I had the same professor for Calculus I and Linear Algebra my first semester. He wasn’t a great professor to begin with. He assumed because he understood it everyone else did. When I would go to office hours he would take everyone else’s questions and when he got to me he would say he had to go. He told me girls don’t belong in engineering. He said if I failed one of my classes with him he would fail me in both. He even went on to say that he looked at my record and I was only accepted because I met multiple categories for their admission statistics by being a “white, Roman Catholic, female” and this was the reason “they don’t typically accept students from high schools like mine.”

He wound up failing me in both classes that semester and I got screwed by the bell curve in another class and wound up with a pretty brutal GPA. I wound up in front of standards (the professor who failed me in those two classes was on the committee) and they tried to dismiss me from the school. My dad went in fuming over what the professor had said to me. I wound up staying there for a few more years after that.

Just to add to everything that first semester, they claimed the scholarship and financial aid I had in my acceptance letter wasn’t actually true and they hit me with a $10,000 tuition bill mid-semester.

In February 2016 (my 4th semester there), I got shingles and then my chronic migraines flared up. My migraines got to a point that I couldn’t concentrate during class and couldn’t focus to do homework. I wound up taking a medical leave mid-semester. The school was not happy with that I was told that “true *school # 1* students wouldn’t take a medical leave. They would just work through the problem because school was more important.” When I came back from the medical leave the next semester I heard it all again. That semester wound up being my last one there and thankfully so. I was again failed in classes when boys with the same scores were passed with fairly high grades because “engineering isn’t for girls.” I was told time and time again I didn’t belong there because I was just their admission statistic.

My time there was very rough.
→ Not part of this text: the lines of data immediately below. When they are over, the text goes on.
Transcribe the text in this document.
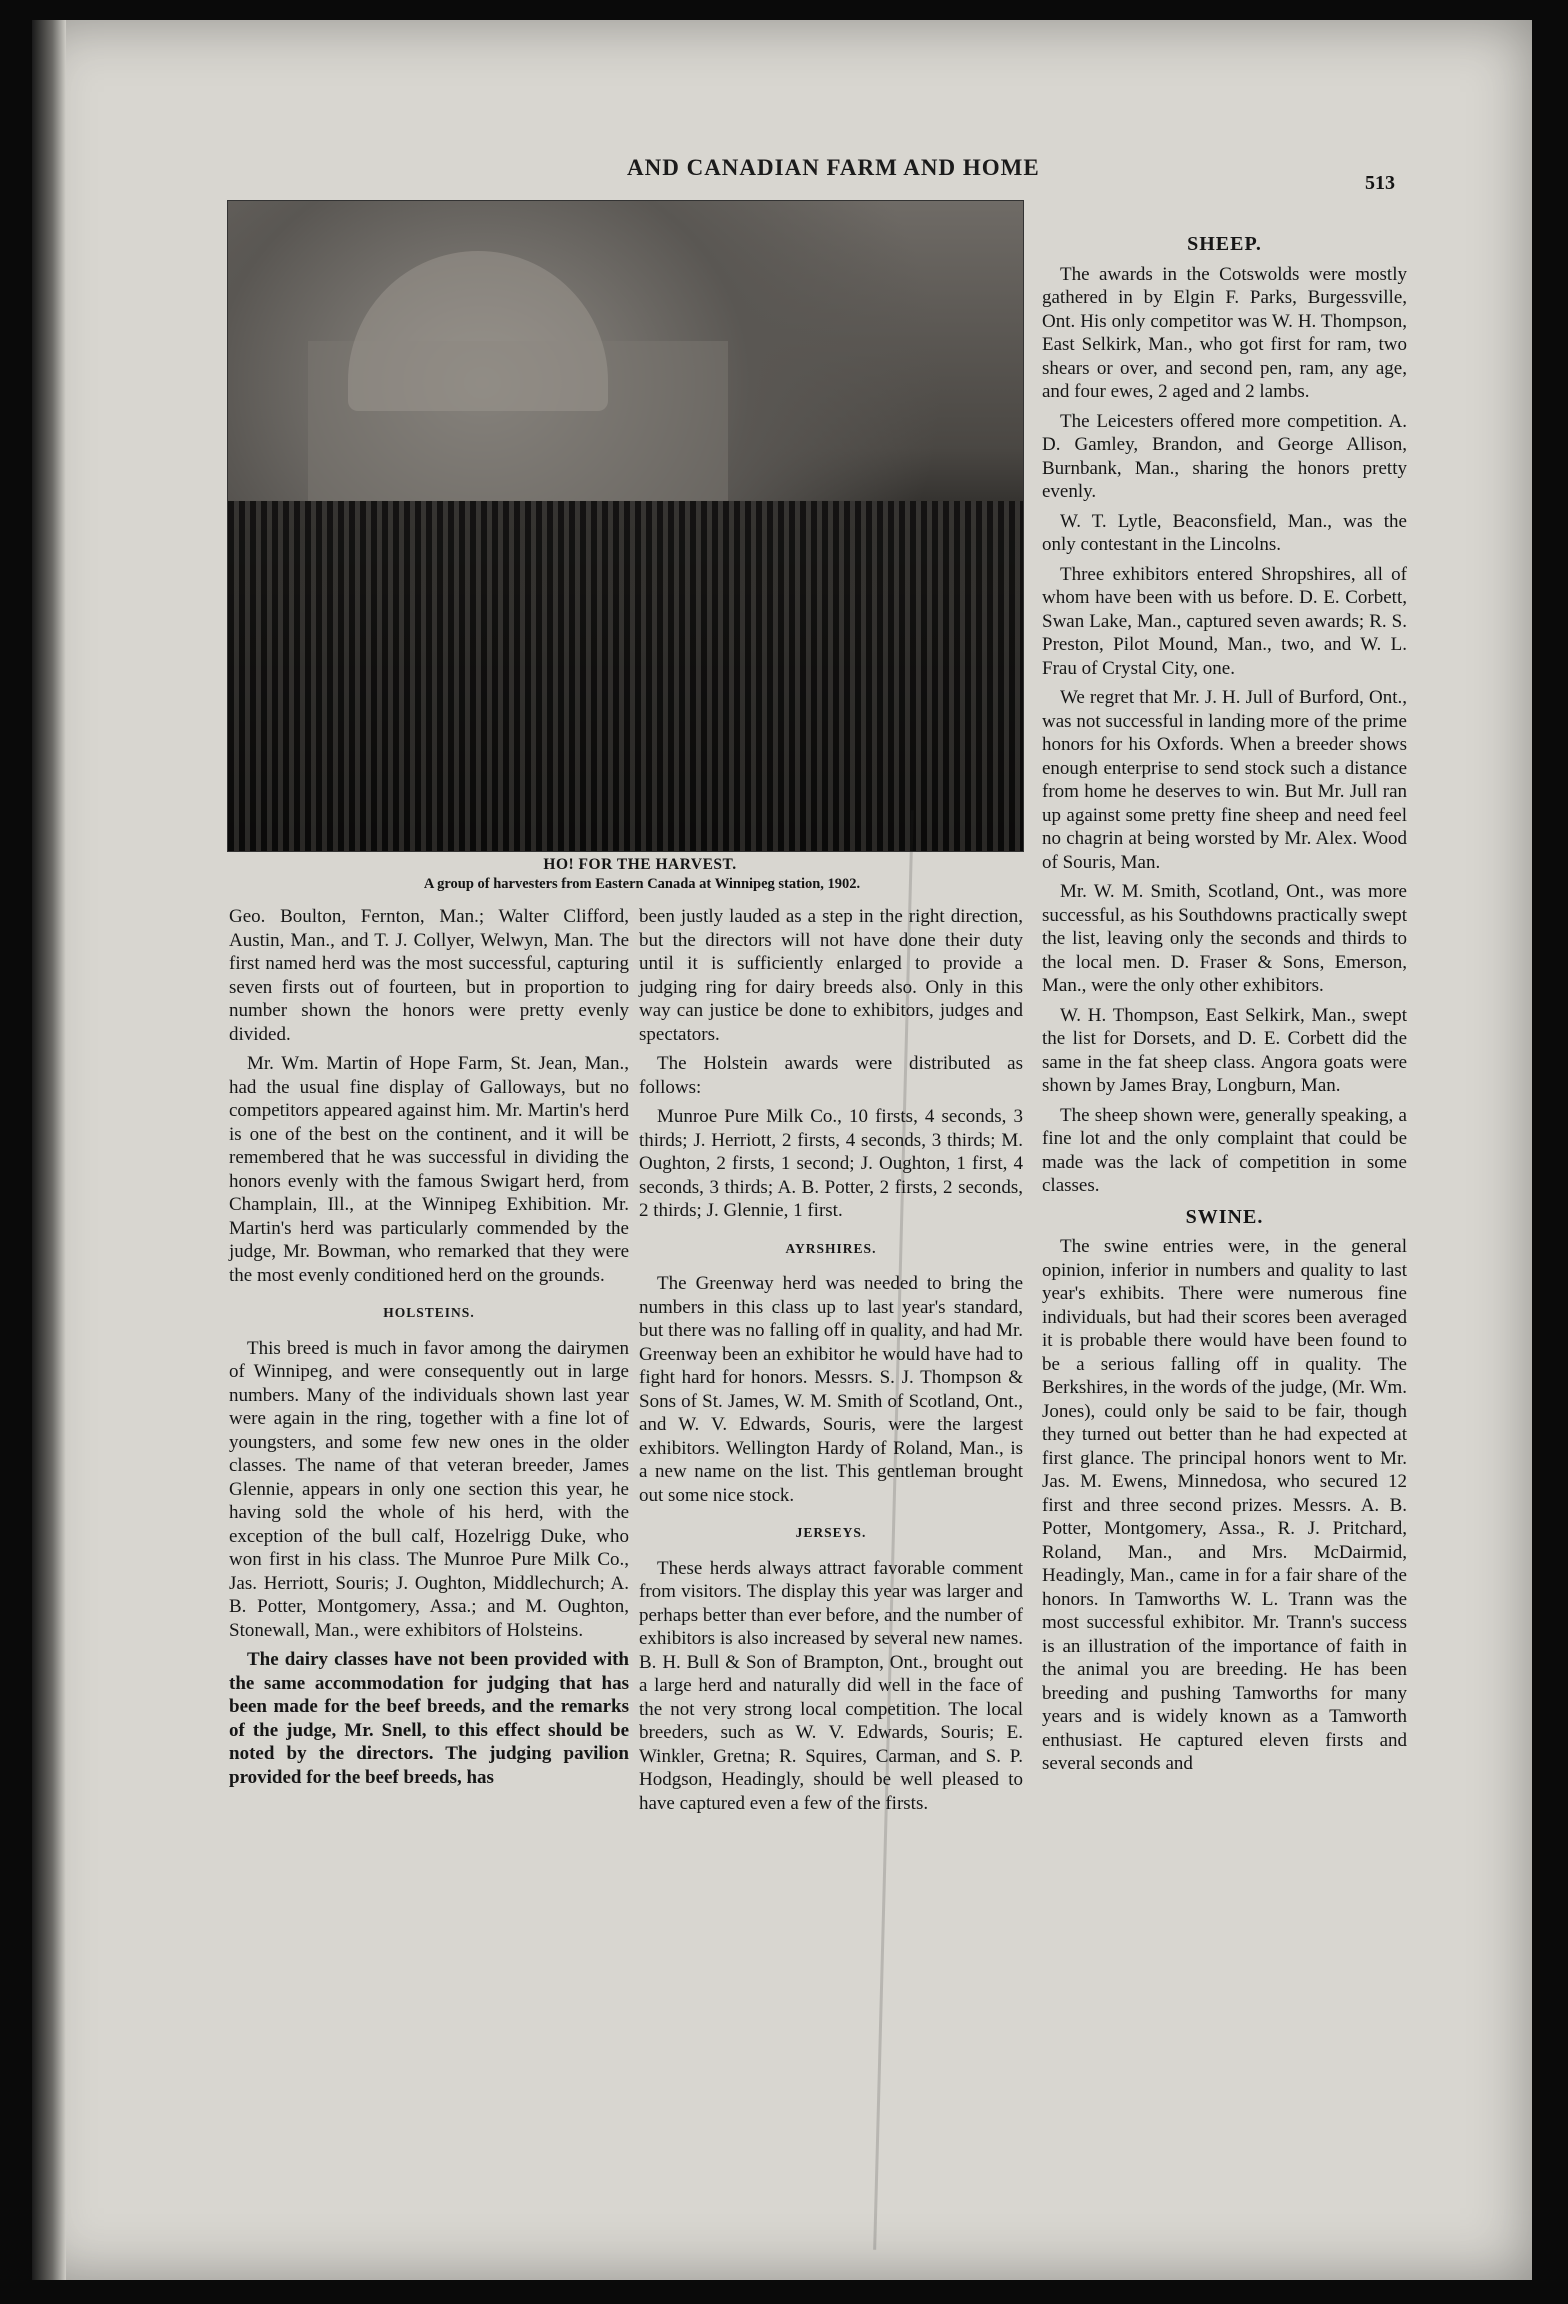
AND CANADIAN FARM AND HOME
513
HO! FOR THE HARVEST.
A group of harvesters from Eastern Canada at Winnipeg station, 1902.

Geo. Boulton, Fernton, Man.; Walter Clifford, Austin, Man., and T. J. Collyer, Welwyn, Man. The first named herd was the most successful, capturing seven firsts out of fourteen, but in proportion to number shown the honors were pretty evenly divided.

Mr. Wm. Martin of Hope Farm, St. Jean, Man., had the usual fine display of Galloways, but no competitors appeared against him. Mr. Martin's herd is one of the best on the continent, and it will be remembered that he was successful in dividing the honors evenly with the famous Swigart herd, from Champlain, Ill., at the Winnipeg Exhibition. Mr. Martin's herd was particularly commended by the judge, Mr. Bowman, who remarked that they were the most evenly conditioned herd on the grounds.

HOLSTEINS.

This breed is much in favor among the dairymen of Winnipeg, and were consequently out in large numbers. Many of the individuals shown last year were again in the ring, together with a fine lot of youngsters, and some few new ones in the older classes. The name of that veteran breeder, James Glennie, appears in only one section this year, he having sold the whole of his herd, with the exception of the bull calf, Hozelrigg Duke, who won first in his class. The Munroe Pure Milk Co., Jas. Herriott, Souris; J. Oughton, Middlechurch; A. B. Potter, Montgomery, Assa.; and M. Oughton, Stonewall, Man., were exhibitors of Holsteins.

The dairy classes have not been provided with the same accommodation for judging that has been made for the beef breeds, and the remarks of the judge, Mr. Snell, to this effect should be noted by the directors. The judging pavilion provided for the beef breeds, has

been justly lauded as a step in the right direction, but the directors will not have done their duty until it is sufficiently enlarged to provide a judging ring for dairy breeds also. Only in this way can justice be done to exhibitors, judges and spectators.

The Holstein awards were distributed as follows:

Munroe Pure Milk Co., 10 firsts, 4 seconds, 3 thirds; J. Herriott, 2 firsts, 4 seconds, 3 thirds; M. Oughton, 2 firsts, 1 second; J. Oughton, 1 first, 4 seconds, 3 thirds; A. B. Potter, 2 firsts, 2 seconds, 2 thirds; J. Glennie, 1 first.

AYRSHIRES.

The Greenway herd was needed to bring the numbers in this class up to last year's standard, but there was no falling off in quality, and had Mr. Greenway been an exhibitor he would have had to fight hard for honors. Messrs. S. J. Thompson & Sons of St. James, W. M. Smith of Scotland, Ont., and W. V. Edwards, Souris, were the largest exhibitors. Wellington Hardy of Roland, Man., is a new name on the list. This gentleman brought out some nice stock.

JERSEYS.

These herds always attract favorable comment from visitors. The display this year was larger and perhaps better than ever before, and the number of exhibitors is also increased by several new names. B. H. Bull & Son of Brampton, Ont., brought out a large herd and naturally did well in the face of the not very strong local competition. The local breeders, such as W. V. Edwards, Souris; E. Winkler, Gretna; R. Squires, Carman, and S. P. Hodgson, Headingly, should be well pleased to have captured even a few of the firsts.

SHEEP.

The awards in the Cotswolds were mostly gathered in by Elgin F. Parks, Burgessville, Ont. His only competitor was W. H. Thompson, East Selkirk, Man., who got first for ram, two shears or over, and second pen, ram, any age, and four ewes, 2 aged and 2 lambs.

The Leicesters offered more competition. A. D. Gamley, Brandon, and George Allison, Burnbank, Man., sharing the honors pretty evenly.

W. T. Lytle, Beaconsfield, Man., was the only contestant in the Lincolns.

Three exhibitors entered Shropshires, all of whom have been with us before. D. E. Corbett, Swan Lake, Man., captured seven awards; R. S. Preston, Pilot Mound, Man., two, and W. L. Frau of Crystal City, one.

We regret that Mr. J. H. Jull of Burford, Ont., was not successful in landing more of the prime honors for his Oxfords. When a breeder shows enough enterprise to send stock such a distance from home he deserves to win. But Mr. Jull ran up against some pretty fine sheep and need feel no chagrin at being worsted by Mr. Alex. Wood of Souris, Man.

Mr. W. M. Smith, Scotland, Ont., was more successful, as his Southdowns practically swept the list, leaving only the seconds and thirds to the local men. D. Fraser & Sons, Emerson, Man., were the only other exhibitors.

W. H. Thompson, East Selkirk, Man., swept the list for Dorsets, and D. E. Corbett did the same in the fat sheep class. Angora goats were shown by James Bray, Longburn, Man.

The sheep shown were, generally speaking, a fine lot and the only complaint that could be made was the lack of competition in some classes.

SWINE.

The swine entries were, in the general opinion, inferior in numbers and quality to last year's exhibits. There were numerous fine individuals, but had their scores been averaged it is probable there would have been found to be a serious falling off in quality. The Berkshires, in the words of the judge, (Mr. Wm. Jones), could only be said to be fair, though they turned out better than he had expected at first glance. The principal honors went to Mr. Jas. M. Ewens, Minnedosa, who secured 12 first and three second prizes. Messrs. A. B. Potter, Montgomery, Assa., R. J. Pritchard, Roland, Man., and Mrs. McDairmid, Headingly, Man., came in for a fair share of the honors. In Tamworths W. L. Trann was the most successful exhibitor. Mr. Trann's success is an illustration of the importance of faith in the animal you are breeding. He has been breeding and pushing Tamworths for many years and is widely known as a Tamworth enthusiast. He captured eleven firsts and several seconds and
The school itself was hard. They focused more on theory than application and that was a hard mindset for me. I struggled through a lot of intro classes but did well in my actual Civil Engineering classes. I was harassed by multiple students for all different reasons from being “too skinny” to being too stupid and because I wouldn’t discuss politics during the election. I had faculty and staff members call me anorexic. (I was always skinny and shingles, a multiple month long migraine flare, and pneumonia in a 6 month span can make you lose a good amount of weight.) My mental health was not great before starting there and it took an even bigger hit while there. My grandmother who I took care of the last year and a half of high school died in the middle of my second semester. I was also in an extremely verbally and emotionally abusive relationship that took a huge toll on me mentally for most of my time there as well.